A community is trying to bring awareness to an alarming number of child abuse cases lately.
April is Child Abuse Awareness Month, so we had the Northern Michigan Mobile Child Advocacy Center go through the number of cases they’re seeing locally, and they are both shocking and saddening.
Especially in Clare County.
In the past year, there were 87 cases of child abuse there.
Compared to 27 cases in Gladwin County.
The advocacy center says nearly all of those cases were child sexual abuse.
9&10’s Taylor Jones spoke to those trying to reduce those numbers.
“There was 87 the last year in Clare alone and 66 percent of those children resides in Harrison,” says Hollie Harcourt, child and family care coordinator at Northern Michigan Child Advocacy Center.
Heart-breaking numbers of child abuse cases reported in Clare and Gladwin Counties.
“Its alarming that that’s out there. I remember being in a meeting not too long ago and someone mentioned this doesn’t happen in Harrison right, and I’m like yes it does, it happens all over,” says Harcourt.

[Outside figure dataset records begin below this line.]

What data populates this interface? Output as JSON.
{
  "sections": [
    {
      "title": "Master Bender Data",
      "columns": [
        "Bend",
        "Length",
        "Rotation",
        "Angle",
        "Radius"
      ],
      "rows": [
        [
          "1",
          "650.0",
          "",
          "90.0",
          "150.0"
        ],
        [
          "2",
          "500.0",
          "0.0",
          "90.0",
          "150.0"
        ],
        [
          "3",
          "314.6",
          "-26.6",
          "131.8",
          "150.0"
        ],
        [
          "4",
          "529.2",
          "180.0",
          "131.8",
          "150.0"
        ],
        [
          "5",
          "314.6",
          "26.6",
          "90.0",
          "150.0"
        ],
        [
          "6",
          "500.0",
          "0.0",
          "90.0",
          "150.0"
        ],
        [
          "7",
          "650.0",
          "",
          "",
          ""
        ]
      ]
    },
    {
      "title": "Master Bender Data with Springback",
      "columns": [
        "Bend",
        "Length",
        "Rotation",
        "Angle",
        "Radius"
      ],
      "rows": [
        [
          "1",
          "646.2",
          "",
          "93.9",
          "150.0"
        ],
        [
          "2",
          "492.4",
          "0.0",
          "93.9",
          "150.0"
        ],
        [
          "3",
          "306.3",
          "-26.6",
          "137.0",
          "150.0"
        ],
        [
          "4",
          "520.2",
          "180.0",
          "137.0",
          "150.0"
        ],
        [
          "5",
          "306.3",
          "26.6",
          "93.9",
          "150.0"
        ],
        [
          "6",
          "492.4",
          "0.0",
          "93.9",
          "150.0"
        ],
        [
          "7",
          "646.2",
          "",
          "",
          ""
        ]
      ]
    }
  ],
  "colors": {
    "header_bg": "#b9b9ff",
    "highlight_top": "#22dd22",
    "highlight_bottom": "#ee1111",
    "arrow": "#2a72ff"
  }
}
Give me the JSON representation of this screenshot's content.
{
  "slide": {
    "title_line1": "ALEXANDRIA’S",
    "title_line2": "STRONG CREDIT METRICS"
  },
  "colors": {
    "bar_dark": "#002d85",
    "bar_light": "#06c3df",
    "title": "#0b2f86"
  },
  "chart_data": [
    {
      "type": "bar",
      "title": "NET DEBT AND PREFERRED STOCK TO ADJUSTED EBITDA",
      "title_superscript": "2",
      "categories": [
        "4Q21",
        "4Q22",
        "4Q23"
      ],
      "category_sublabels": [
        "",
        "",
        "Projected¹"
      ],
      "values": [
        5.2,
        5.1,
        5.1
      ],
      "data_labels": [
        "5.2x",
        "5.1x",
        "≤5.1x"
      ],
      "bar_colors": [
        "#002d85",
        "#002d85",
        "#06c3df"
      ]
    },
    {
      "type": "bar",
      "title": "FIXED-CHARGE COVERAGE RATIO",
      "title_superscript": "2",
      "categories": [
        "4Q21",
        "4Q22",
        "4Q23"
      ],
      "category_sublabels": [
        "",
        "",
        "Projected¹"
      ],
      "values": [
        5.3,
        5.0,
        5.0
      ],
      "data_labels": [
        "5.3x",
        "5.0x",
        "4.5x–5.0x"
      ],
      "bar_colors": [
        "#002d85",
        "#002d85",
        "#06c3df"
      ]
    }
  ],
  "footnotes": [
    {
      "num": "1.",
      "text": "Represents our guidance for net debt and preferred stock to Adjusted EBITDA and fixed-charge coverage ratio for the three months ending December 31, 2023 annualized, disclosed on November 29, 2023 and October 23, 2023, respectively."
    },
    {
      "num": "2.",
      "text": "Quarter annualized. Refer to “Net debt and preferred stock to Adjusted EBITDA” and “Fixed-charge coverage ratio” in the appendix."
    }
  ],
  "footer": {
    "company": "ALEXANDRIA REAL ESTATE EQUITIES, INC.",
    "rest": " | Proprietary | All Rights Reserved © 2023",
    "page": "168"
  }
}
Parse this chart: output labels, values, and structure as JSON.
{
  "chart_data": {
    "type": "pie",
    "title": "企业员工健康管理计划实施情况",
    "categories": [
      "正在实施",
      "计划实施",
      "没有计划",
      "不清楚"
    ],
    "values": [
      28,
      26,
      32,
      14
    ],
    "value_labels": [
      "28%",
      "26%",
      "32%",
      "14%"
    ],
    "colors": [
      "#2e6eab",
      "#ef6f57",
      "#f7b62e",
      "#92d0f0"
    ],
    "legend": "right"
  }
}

The Northern Michigan Mobile Child Advocacy Center says 97 percent of those cases are sexual abuse.
Clare county Prosecutor Michelle Ambrozaitis says just in the last month, she had 25 child sexual abuse cases sitting on her desk to be reviewed.
“Most children are picked on by somebody that they know that’s a friend of the family, a lot of times we see step parents or moms boyfriends, so you need to be very careful about who you let around your children. We try to resolve the cases by way of plea to make it a more secure conviction and to ensure that the kids are not further traumatized though the court system. It’s hard on everybody, it’s difficult to read the reports to see the charges there and then when you bring the kid in and you meet them and they are such great kids and they are so brave when they come into court. The parents are often times torn to themselves, they didn’t know the abuse was going on, they missed it and they blame themselves for their children being hurt by someone else and it’s an awful process to go through,” says Ambrozaitis.
The advocacy center and community continue the effort to bring awareness to this sad truth.
“Be aware, listen to kids when they are talking. Be a listening ear, be a support, reach out for help for people if they need it and really just be aware and know it’s out here,” says Harcourt.